Rwanda’s minister of national unity and civic engagement said Wednesday that no African country has prosecuted suspects who participated in the 1994 Genocide against the Tutsi and remain in hiding.
Dr. Jean Damascène Bizimana made the remarks while opening an international conference on genocide prevention held April 8 in Kigali. The event drew more than 500 participants, including government officials, diplomats, researchers and representatives of survivors’ organizations.
Bizimana highlighted the unique nature of the 1994 genocide. It was the first genocide in Africa formally recognized under the 1948 U.N. Genocide Convention and one of the last major crimes of the 20th century.

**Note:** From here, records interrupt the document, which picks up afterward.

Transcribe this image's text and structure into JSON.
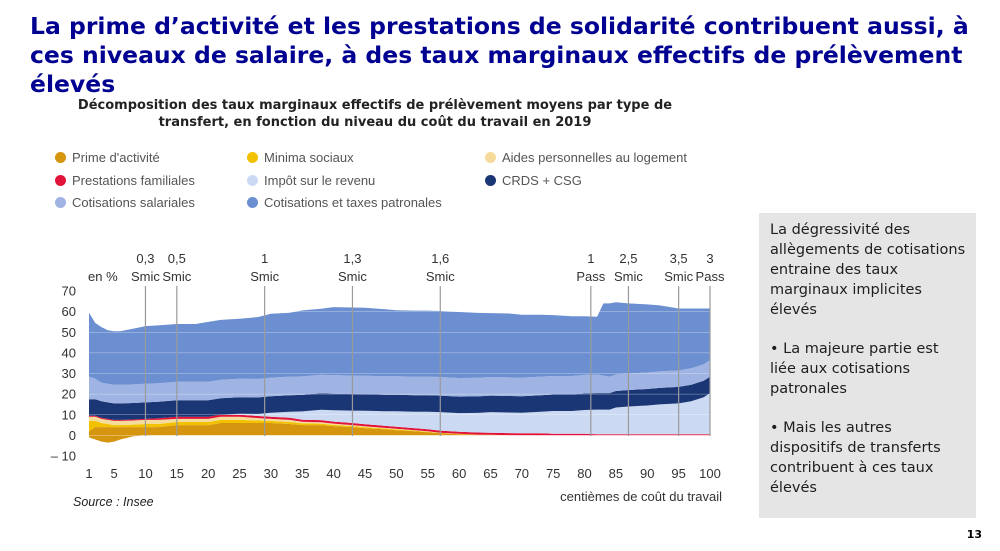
{
  "slide": {
    "title": "La prime d’activité et les prestations de solidarité contribuent aussi, à ces niveaux de salaire, à des taux marginaux effectifs de prélèvement élevés",
    "side_paragraphs": [
      "La dégressivité des allègements de cotisations entraine des taux marginaux implicites élevés",
      "•  La majeure partie est liée aux cotisations patronales",
      "•   Mais les autres dispositifs de transferts contribuent à ces taux élevés"
    ],
    "page_number": "13"
  },
  "chart_data": {
    "type": "area",
    "title": "Décomposition des taux marginaux effectifs de prélèvement moyens par type de transfert, en fonction du niveau du coût du travail en 2019",
    "xlabel": "centièmes de coût du travail",
    "ylabel": "en %",
    "source": "Source : Insee",
    "xlim": [
      1,
      100
    ],
    "ylim": [
      -10,
      70
    ],
    "x_ticks": [
      1,
      5,
      10,
      15,
      20,
      25,
      30,
      35,
      40,
      45,
      50,
      55,
      60,
      65,
      70,
      75,
      80,
      85,
      90,
      95,
      100
    ],
    "y_ticks": [
      {
        "value": 70,
        "label": "70"
      },
      {
        "value": 60,
        "label": "60"
      },
      {
        "value": 50,
        "label": "50"
      },
      {
        "value": 40,
        "label": "40"
      },
      {
        "value": 30,
        "label": "30"
      },
      {
        "value": 20,
        "label": "20"
      },
      {
        "value": 10,
        "label": "10"
      },
      {
        "value": 0,
        "label": "0"
      },
      {
        "value": -10,
        "label": "– 10"
      }
    ],
    "reference_lines": [
      {
        "x": 10,
        "label_top": "0,3",
        "label_bottom": "Smic"
      },
      {
        "x": 15,
        "label_top": "0,5",
        "label_bottom": "Smic"
      },
      {
        "x": 29,
        "label_top": "1",
        "label_bottom": "Smic"
      },
      {
        "x": 43,
        "label_top": "1,3",
        "label_bottom": "Smic"
      },
      {
        "x": 57,
        "label_top": "1,6",
        "label_bottom": "Smic"
      },
      {
        "x": 81,
        "label_top": "1",
        "label_bottom": "Pass"
      },
      {
        "x": 87,
        "label_top": "2,5",
        "label_bottom": "Smic"
      },
      {
        "x": 95,
        "label_top": "3,5",
        "label_bottom": "Smic"
      },
      {
        "x": 100,
        "label_top": "3",
        "label_bottom": "Pass"
      }
    ],
    "anchor_x": [
      1,
      2,
      3,
      4,
      5,
      6,
      8,
      10,
      12,
      15,
      18,
      20,
      22,
      25,
      28,
      30,
      33,
      35,
      38,
      40,
      43,
      45,
      48,
      50,
      53,
      55,
      57,
      60,
      63,
      65,
      68,
      70,
      73,
      75,
      78,
      80,
      82,
      83,
      84,
      85,
      87,
      90,
      92,
      95,
      97,
      99,
      100
    ],
    "series": [
      {
        "name": "Prime d'activité",
        "color": "#d6950f",
        "values": [
          2,
          4,
          4,
          4,
          4,
          4,
          4,
          4,
          4,
          5,
          5,
          5,
          6,
          6,
          6,
          6,
          5.5,
          5,
          5,
          4.5,
          4,
          3.5,
          3,
          2.5,
          2,
          1.5,
          1,
          0.5,
          0.3,
          0.2,
          0.1,
          0,
          0,
          0,
          0,
          0,
          0,
          0,
          0,
          0,
          0,
          0,
          0,
          0,
          0,
          0,
          0
        ]
      },
      {
        "name": "Minima sociaux",
        "color": "#f2c200",
        "values": [
          5,
          3,
          2,
          1.5,
          1,
          1,
          1.2,
          1.5,
          1.5,
          1.5,
          1.5,
          1.5,
          1.5,
          1.5,
          1.2,
          1,
          1,
          0.8,
          0.7,
          0.6,
          0.5,
          0.5,
          0.4,
          0.4,
          0.3,
          0.3,
          0.2,
          0.2,
          0.1,
          0.1,
          0,
          0,
          0,
          0,
          0,
          0,
          0,
          0,
          0,
          0,
          0,
          0,
          0,
          0,
          0,
          0,
          0
        ]
      },
      {
        "name": "Aides personnelles au logement",
        "color": "#f6dc9a",
        "values": [
          2,
          2,
          2,
          2,
          2,
          2,
          2,
          2,
          2,
          1.5,
          1.5,
          1.5,
          1.5,
          1.5,
          1.2,
          1,
          1,
          0.8,
          0.7,
          0.6,
          0.5,
          0.4,
          0.3,
          0.3,
          0.2,
          0.2,
          0.1,
          0.1,
          0,
          0,
          0,
          0,
          0,
          0,
          0,
          0,
          0,
          0,
          0,
          0,
          0,
          0,
          0,
          0,
          0,
          0,
          0
        ]
      },
      {
        "name": "Prestations familiales",
        "color": "#e1133a",
        "values": [
          0.5,
          0.5,
          0.5,
          0.5,
          0.5,
          0.5,
          0.5,
          0.5,
          0.8,
          1,
          1,
          1,
          1,
          1,
          1,
          1,
          1,
          1,
          1,
          1,
          1,
          1,
          1,
          1,
          1,
          1,
          1,
          1,
          1,
          1,
          1,
          1,
          1,
          0.8,
          0.8,
          0.8,
          0.5,
          0.5,
          0.5,
          0.5,
          0.5,
          0.5,
          0.5,
          0.5,
          0.5,
          0.5,
          0.5
        ]
      },
      {
        "name": "Impôt sur le revenu",
        "color": "#cbd9f2",
        "values": [
          0,
          0,
          0,
          0,
          0,
          0,
          0,
          0,
          0,
          0,
          0,
          0,
          0,
          0.5,
          1,
          2,
          3,
          4,
          5,
          5.5,
          6,
          6.5,
          7,
          7.5,
          8,
          8.5,
          9,
          9,
          9.5,
          10,
          10,
          10,
          10.5,
          11,
          11,
          11.5,
          12,
          12,
          12,
          13,
          13.5,
          14,
          14.5,
          15,
          16,
          18,
          20
        ]
      },
      {
        "name": "CRDS + CSG",
        "color": "#1b3675",
        "values": [
          8,
          8,
          8,
          8,
          8,
          8,
          8,
          8,
          8,
          8,
          8,
          8,
          8,
          8,
          8,
          8,
          8,
          8,
          8,
          8,
          8,
          8,
          8,
          8,
          8,
          8,
          8,
          8,
          8,
          8,
          8,
          8,
          8,
          8,
          8,
          8,
          8,
          8,
          8,
          8,
          8,
          8,
          8,
          8,
          8,
          8,
          8
        ]
      },
      {
        "name": "Cotisations salariales",
        "color": "#9fb4e3",
        "values": [
          11,
          10,
          9,
          9,
          9,
          9,
          9,
          9,
          9,
          9,
          9,
          9,
          9,
          9,
          9,
          9,
          9,
          9,
          9,
          9,
          9,
          9,
          9,
          9,
          9,
          9,
          9,
          9,
          9,
          9,
          9,
          9,
          9,
          9,
          9,
          9,
          9,
          8.5,
          8,
          8,
          8,
          8,
          8,
          8,
          8,
          8,
          8
        ]
      },
      {
        "name": "Cotisations et taxes patronales",
        "color": "#6b8fd0",
        "values": [
          31,
          27,
          27,
          26,
          26,
          26,
          27,
          28,
          28,
          28,
          28,
          29,
          29,
          29,
          30,
          31,
          31,
          32,
          32,
          33,
          33,
          33,
          32.5,
          32,
          32,
          32,
          32,
          32,
          31.5,
          31,
          31,
          30.5,
          30,
          29.5,
          29,
          28.5,
          28,
          35,
          35.5,
          35,
          34,
          33,
          32,
          30,
          29,
          27,
          25
        ]
      }
    ],
    "negative_series": [
      {
        "name": "Prime d'activité",
        "color": "#d6950f",
        "values": [
          -1,
          -2,
          -3,
          -3.5,
          -3,
          -2,
          -0.5,
          0,
          0,
          0,
          0,
          0,
          0,
          0,
          0,
          0,
          0,
          0,
          0,
          0,
          0,
          0,
          0,
          0,
          0,
          0,
          0,
          0,
          0,
          0,
          0,
          0,
          0,
          0,
          0,
          0,
          0,
          0,
          0,
          0,
          0,
          0,
          0,
          0,
          0,
          0,
          0
        ]
      }
    ],
    "legend": [
      {
        "name": "Prime d'activité",
        "color": "#d6950f"
      },
      {
        "name": "Minima sociaux",
        "color": "#f2c200"
      },
      {
        "name": "Aides personnelles au logement",
        "color": "#f6dc9a"
      },
      {
        "name": "Prestations familiales",
        "color": "#e1133a"
      },
      {
        "name": "Impôt sur le revenu",
        "color": "#cbd9f2"
      },
      {
        "name": "CRDS + CSG",
        "color": "#1b3675"
      },
      {
        "name": "Cotisations salariales",
        "color": "#9fb4e3"
      },
      {
        "name": "Cotisations et taxes patronales",
        "color": "#6b8fd0"
      }
    ]
  }
}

He also noted that the first woman in the world to be convicted of genocide was Pauline Nyiramasuhuko, Rwanda’s former minister for family and women’s affairs. Born in 1946, Nyiramasuhuko was sentenced by the International Criminal Tribunal for Rwanda in 2011 for planning, committing and inciting genocide, as well as crimes against humanity including torture and sexual violence. Her sentence was reduced to 47 years on appeal in 2015.
“Thirty-two years later, not a single African country has tried even one suspect on its soil, despite numerous international arrest warrants issued by Rwanda,” Bizimana said.

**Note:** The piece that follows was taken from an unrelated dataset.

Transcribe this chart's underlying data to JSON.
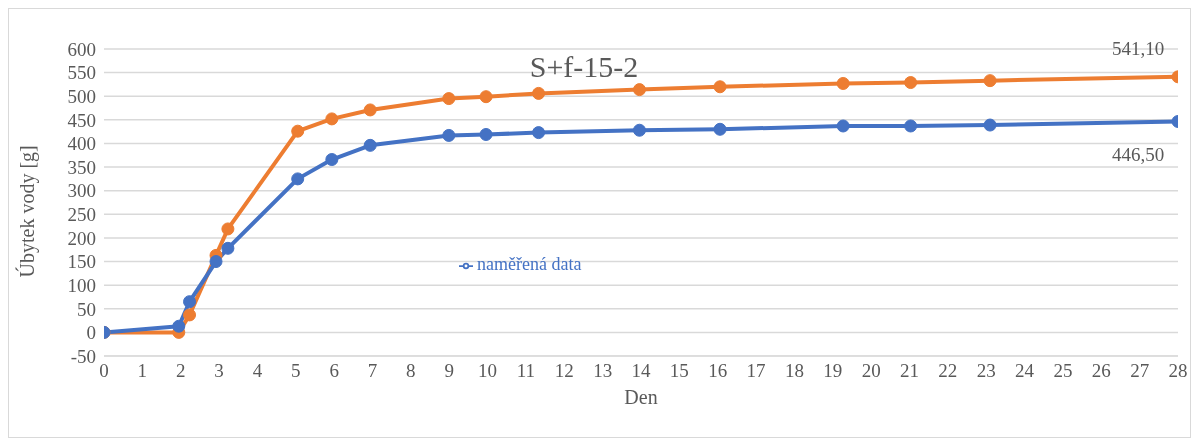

He criticized the Democratic Republic of Congo for supporting the FDLR, an armed group linked to genocide perpetrators, and accused the government of integrating them into its army. “In the West, no country would cooperate with Nazis while the world looked away. Yet the DRC continues to spread genocide ideology and aid the FDLR openly,” he said.
Chaloka Beyani, the U.N. secretary-general’s special adviser on genocide prevention, said the 1994 killings could have been stopped if the international community had acted on available intelligence.